Welcome to DC Patra. Roux can be made with about any fat or combination of fats. I often use butter and olive oil. Sometimes bacon fat is used specifically in cajun dishes.

The important thing to remember is to use a 1:1 ratio of fat to flour. Turn the heat to medium / medium low and stir constantly. Keep cooking until the roux is the color that you want...nutty brown.

.40
 
I think it depends on your taste. I like my cajun food very light, (country style), so I use Pure Vegetable Oil.

To me, butter/bacon/ olive oil imparts too strong a flavor.

as .40 said, 1:1 ratio, then I stir mine to med. dark color, think Milk Chocolat bar.

I let the roux cool a bit, the flour settles down and the oil floats..

if it looks like too much oil for you, then you just tilt the skillet, and spoon off some of the oil.

Eric, Austin, Tx.
 
I am an 'Escoffier' 'true believer' when it comes to pretty much anything to do with stocks/sauces/rouxs. I have made roux other ways in the past but a few years ago I decided to 'follow the culinary 'bible' IMO.
Here's the secret to making a classic guaranteed perfect roux every time: Six parts flour and five parts CLARIFIED butter. Combine and gently cook until the roux has reached a 'sandy texture'. Make absolutely sure the roux has cooled (refrigerate) before adding any liquid to it. When you do add the liquid make sure you add it all at once. Do not 'drizzle' it in. As the liquid is added stir stir stir over medium heat.
Recapping: Note the amount of flour is slightly greater than the amount of clarified butter. Without using this ratio you'll end up with an oily roux. Clarified butter must be used b/c you do not want any milk solids as this will change the texture/taste of the roux. Hot liquid to cold roux and all the liquid added at once. If you drizzle in the liquid the first amount will be absorbed by the roux leaving the rest of the liquid 'rouxless' to an extent. You want the roux to be consistently present in all the liquid.
Lastly if you are thinking of using anything other than clarified butter I wouldn't bother making the roux.
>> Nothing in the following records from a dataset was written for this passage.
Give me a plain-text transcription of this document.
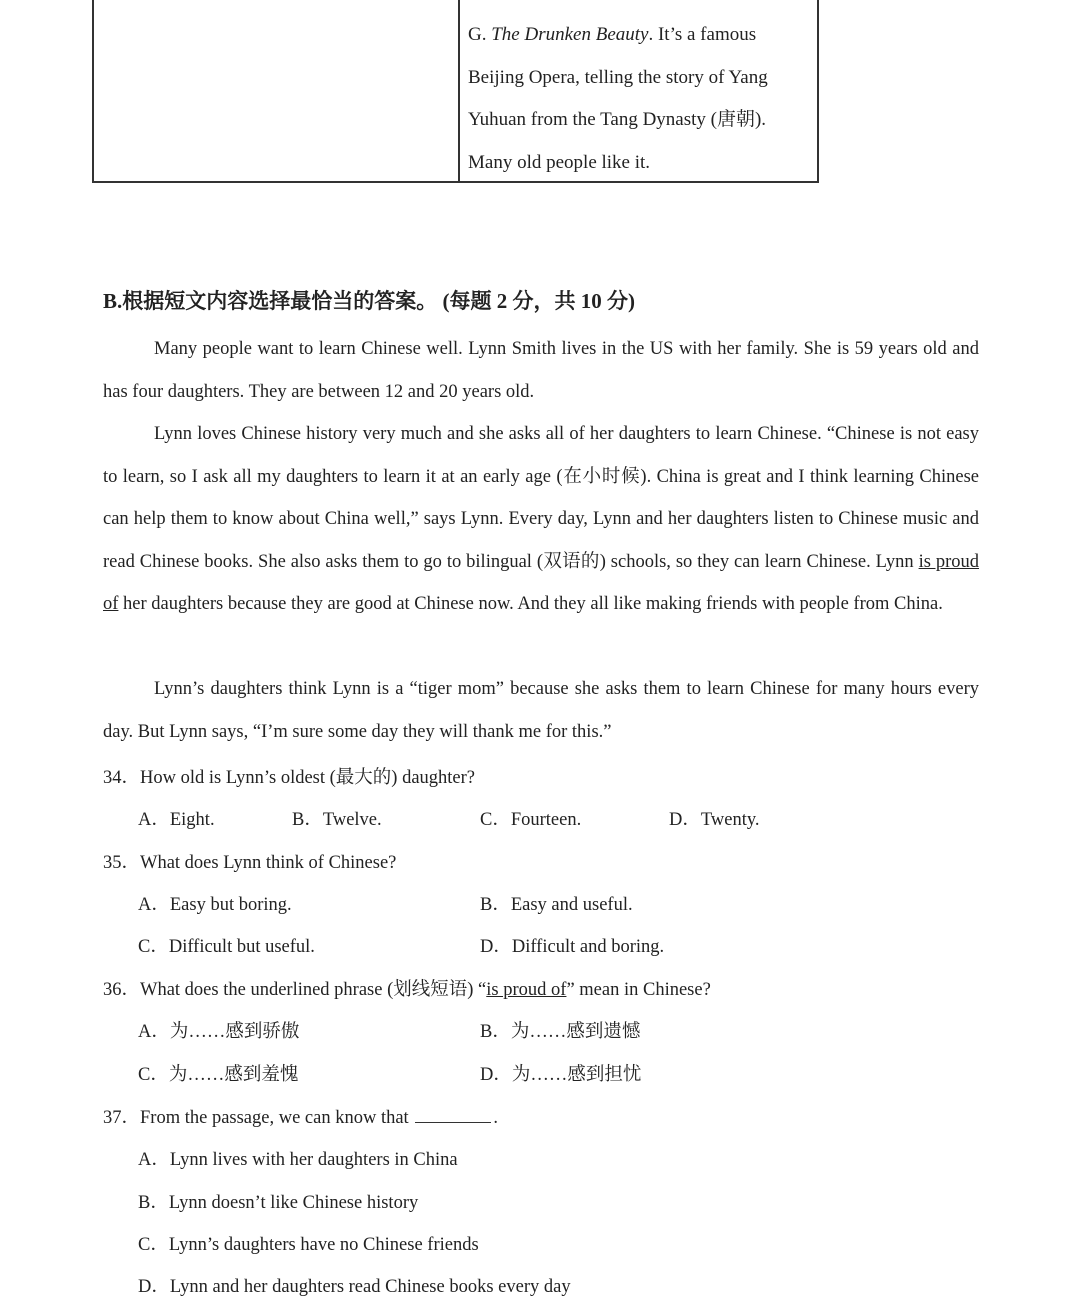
G. The Drunken Beauty. It’s a famous Beijing Opera, telling the story of Yang Yuhuan from the Tang Dynasty (唐朝). Many old people like it.
B.根据短文内容选择最恰当的答案。 (每题 2 分，共 10 分)
Many people want to learn Chinese well. Lynn Smith lives in the US with her family. She is 59 years old and has four daughters. They are between 12 and 20 years old.
Lynn loves Chinese history very much and she asks all of her daughters to learn Chinese. “Chinese is not easy to learn, so I ask all my daughters to learn it at an early age (在小时候). China is great and I think learning Chinese can help them to know about China well,” says Lynn. Every day, Lynn and her daughters listen to Chinese music and read Chinese books. She also asks them to go to bilingual (双语的) schools, so they can learn Chinese. Lynn is proud of her daughters because they are good at Chinese now. And they all like making friends with people from China.
Lynn’s daughters think Lynn is a “tiger mom” because she asks them to learn Chinese for many hours every day. But Lynn says, “I’m sure some day they will thank me for this.”
34．How old is Lynn’s oldest (最大的) daughter?
A．Eight.	B．Twelve.	C．Fourteen.	D．Twenty.
35．What does Lynn think of Chinese?
A．Easy but boring.	B．Easy and useful.
C．Difficult but useful.	D．Difficult and boring.
36．What does the underlined phrase (划线短语) “is proud of” mean in Chinese?
A．为……感到骄傲	B．为……感到遗憾
C．为……感到羞愧	D．为……感到担忧
37．From the passage, we can know that	.
A．Lynn lives with her daughters in China
B．Lynn doesn’t like Chinese history
C．Lynn’s daughters have no Chinese friends
D．Lynn and her daughters read Chinese books every day
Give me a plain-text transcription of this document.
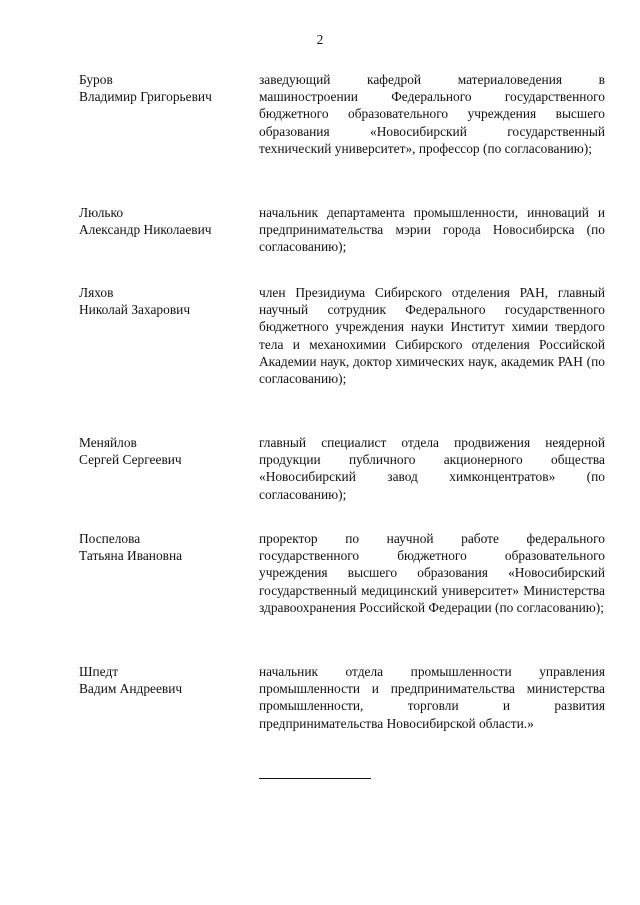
2
Буров
Владимир Григорьевич
заведующий кафедрой материаловедения в машиностроении Федерального государственного бюджетного образовательного учреждения высшего образования «Новосибирский государственный технический университет», профессор (по согласованию);
Люлько
Александр Николаевич
начальник департамента промышленности, инноваций и предпринимательства мэрии города Новосибирска (по согласованию);
Ляхов
Николай Захарович
член Президиума Сибирского отделения РАН, главный научный сотрудник Федерального государственного бюджетного учреждения науки Институт химии твердого тела и механохимии Сибирского отделения Российской Академии наук, доктор химических наук, академик РАН (по согласованию);
Меняйлов
Сергей Сергеевич
главный специалист отдела продвижения неядерной продукции публичного акционерного общества «Новосибирский завод химконцентратов» (по согласованию);
Поспелова
Татьяна Ивановна
проректор по научной работе федерального государственного бюджетного образовательного учреждения высшего образования «Новосибирский государственный медицинский университет» Министерства здравоохранения Российской Федерации (по согласованию);
Шпедт
Вадим Андреевич
начальник отдела промышленности управления промышленности и предпринимательства министерства промышленности, торговли и развития предпринимательства Новосибирской области.»
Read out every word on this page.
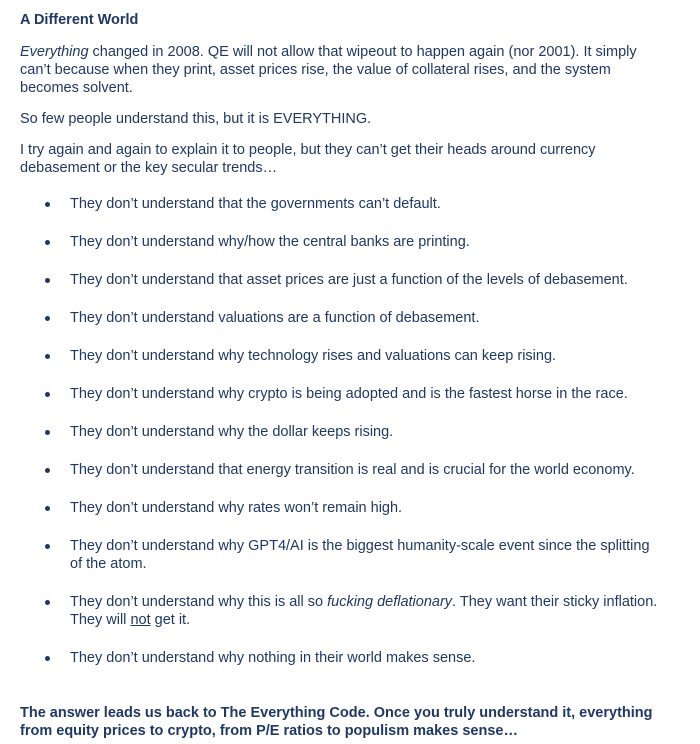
A Different World

Everything changed in 2008. QE will not allow that wipeout to happen again (nor 2001). It simply can’t because when they print, asset prices rise, the value of collateral rises, and the system becomes solvent.

So few people understand this, but it is EVERYTHING.

I try again and again to explain it to people, but they can’t get their heads around currency debasement or the key secular trends…

They don’t understand that the governments can’t default.
They don’t understand why/how the central banks are printing.
They don’t understand that asset prices are just a function of the levels of debasement.
They don’t understand valuations are a function of debasement.
They don’t understand why technology rises and valuations can keep rising.
They don’t understand why crypto is being adopted and is the fastest horse in the race.
They don’t understand why the dollar keeps rising.
They don’t understand that energy transition is real and is crucial for the world economy.
They don’t understand why rates won’t remain high.
They don’t understand why GPT4/AI is the biggest humanity-scale event since the splitting of the atom.
They don’t understand why this is all so fucking deflationary. They want their sticky inflation. They will not get it.
They don’t understand why nothing in their world makes sense.

The answer leads us back to The Everything Code. Once you truly understand it, everything from equity prices to crypto, from P/E ratios to populism makes sense…
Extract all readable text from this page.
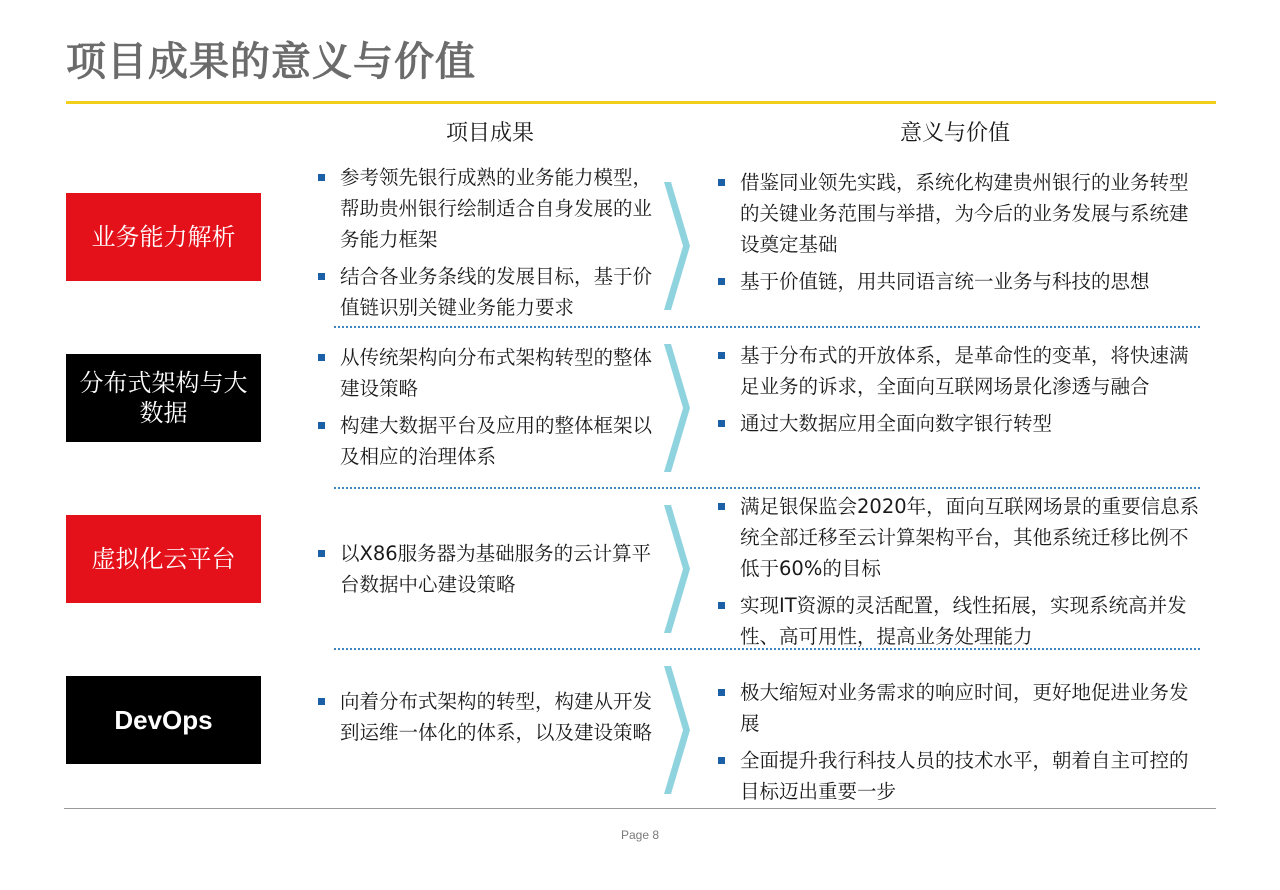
项目成果的意义与价值
项目成果	意义与价值
业务能力解析
参考领先银行成熟的业务能力模型，帮助贵州银行绘制适合自身发展的业务能力框架
结合各业务条线的发展目标，基于价值链识别关键业务能力要求
借鉴同业领先实践，系统化构建贵州银行的业务转型的关键业务范围与举措，为今后的业务发展与系统建设奠定基础
基于价值链，用共同语言统一业务与科技的思想
分布式架构与大数据
从传统架构向分布式架构转型的整体建设策略
构建大数据平台及应用的整体框架以及相应的治理体系
基于分布式的开放体系，是革命性的变革，将快速满足业务的诉求，全面向互联网场景化渗透与融合
通过大数据应用全面向数字银行转型
虚拟化云平台	以X86服务器为基础服务的云计算平台数据中心建设策略
满足银保监会2020年，面向互联网场景的重要信息系统全部迁移至云计算架构平台，其他系统迁移比例不低于60%的目标
实现IT资源的灵活配置，线性拓展，实现系统高并发性、高可用性，提高业务处理能力
DevOps
向着分布式架构的转型，构建从开发到运维一体化的体系，以及建设策略
极大缩短对业务需求的响应时间，更好地促进业务发展
全面提升我行科技人员的技术水平，朝着自主可控的目标迈出重要一步
Page 8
It might resemble a roux but it will not be one in the 'classical' sense in dear old Escoffier's opinion.
 
Lastly if you are thinking of using anything other than clarified butter I wouldn't bother making the roux. It might resemble a roux but it will not be one in the 'classical' sense in dear old Escoffier's opinion.

For classical cooking you gave good advice but I think most Cajuns would very surprised to find out that they do not make roux and they should not bother.

If you want to lower the calories brown your flour in the oven. Then add it to cold liquid and heat while stirring. It does not get as dark and is milder in flavor but works good in dishes where you use lighter roux (chicken gumbo).
 
Welcome to DC! Roux was one of the first things we learned to do in home ec class. We did it with butter--equal portions butter to flour. And, we were taught to take the pan off the burner when adding the milk and to add warm milk. I've been making roux this way for almost 40 years. No lumps, no "paste" taste.
 
Yeah I get your point and thanks for pointing out I was only referring to a 'classical' roux.
Sometimes when people are just starting out cooking it's a good idea to steer them in the 'classic' direction for the basics. When they get the chemistry understood then working from that base they can be creative.
I love Cajun food BTW. :)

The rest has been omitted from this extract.